- Academy Gardens
- Coordinates: 40°03′40″N 74°59′46″W﻿ / ﻿40.061°N 74.996°W
- Country: United States
- State: Pennsylvania
- County: Philadelphia County
- City: Philadelphia
- Area codes: 215, 267, and 445

= Academy Gardens, Philadelphia =

Academy Gardens is a neighborhood located in Far Northeast Philadelphia, Pennsylvania, United States. It is located on the eastern side of the Far Northeast. Its approximate boundaries are Pennypack Park, Grant Avenue, the John F. Byrne Golf Course, and Holme Avenue. Originally farmland, it was part of the holdings of Thomas Holme, surveyor for Pennsylvania's founder, William Penn. The zip code is 19114.

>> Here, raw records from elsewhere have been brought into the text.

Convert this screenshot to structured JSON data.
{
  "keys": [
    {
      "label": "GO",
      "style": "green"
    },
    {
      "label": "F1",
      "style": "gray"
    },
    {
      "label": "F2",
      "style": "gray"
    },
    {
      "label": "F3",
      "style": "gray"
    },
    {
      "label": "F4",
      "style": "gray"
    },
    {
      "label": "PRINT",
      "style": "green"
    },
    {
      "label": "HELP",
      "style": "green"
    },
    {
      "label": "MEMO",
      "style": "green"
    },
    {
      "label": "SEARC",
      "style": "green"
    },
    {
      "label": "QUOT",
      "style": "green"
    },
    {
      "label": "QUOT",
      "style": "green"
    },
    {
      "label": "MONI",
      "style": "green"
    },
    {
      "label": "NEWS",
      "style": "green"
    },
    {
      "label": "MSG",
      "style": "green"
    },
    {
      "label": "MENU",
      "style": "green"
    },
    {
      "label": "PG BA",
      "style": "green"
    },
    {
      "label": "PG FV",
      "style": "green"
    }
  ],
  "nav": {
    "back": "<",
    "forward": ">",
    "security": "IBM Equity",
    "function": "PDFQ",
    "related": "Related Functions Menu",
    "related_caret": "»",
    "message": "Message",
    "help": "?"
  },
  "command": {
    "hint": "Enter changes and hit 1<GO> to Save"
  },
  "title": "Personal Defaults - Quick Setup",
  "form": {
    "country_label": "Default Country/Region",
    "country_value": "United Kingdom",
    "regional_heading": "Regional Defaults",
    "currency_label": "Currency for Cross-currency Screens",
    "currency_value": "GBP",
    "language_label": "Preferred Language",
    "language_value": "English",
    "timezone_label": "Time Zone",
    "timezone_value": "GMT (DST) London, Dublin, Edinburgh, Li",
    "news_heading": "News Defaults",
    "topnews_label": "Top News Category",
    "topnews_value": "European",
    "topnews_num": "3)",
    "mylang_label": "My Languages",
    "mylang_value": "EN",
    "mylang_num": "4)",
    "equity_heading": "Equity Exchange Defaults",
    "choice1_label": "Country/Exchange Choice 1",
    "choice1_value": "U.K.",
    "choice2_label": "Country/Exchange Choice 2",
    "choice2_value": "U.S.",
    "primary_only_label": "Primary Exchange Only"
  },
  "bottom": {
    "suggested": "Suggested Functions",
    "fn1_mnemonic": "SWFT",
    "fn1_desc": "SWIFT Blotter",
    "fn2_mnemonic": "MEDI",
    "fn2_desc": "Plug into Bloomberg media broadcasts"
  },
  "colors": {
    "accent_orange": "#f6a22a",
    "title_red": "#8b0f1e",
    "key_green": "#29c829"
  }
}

Academy Gardens was settled in earnest by veterans of World War II during the vast economic development of the Northeast U.S. Many of the homes were inexpensive starter homes that were largely unfinished to cost constraints. These homes have been extensively remodeled over the years and now largely belie their humble origins.

Penn Academy and Crispin Gardens are the local youth sports organizations. There is little industry but a fair amount of retail trade in the neighborhood, mainly along Willits Road and Holme Avenue. Former prominent residents include Thomas Holme and Lord William J. McBride Jr.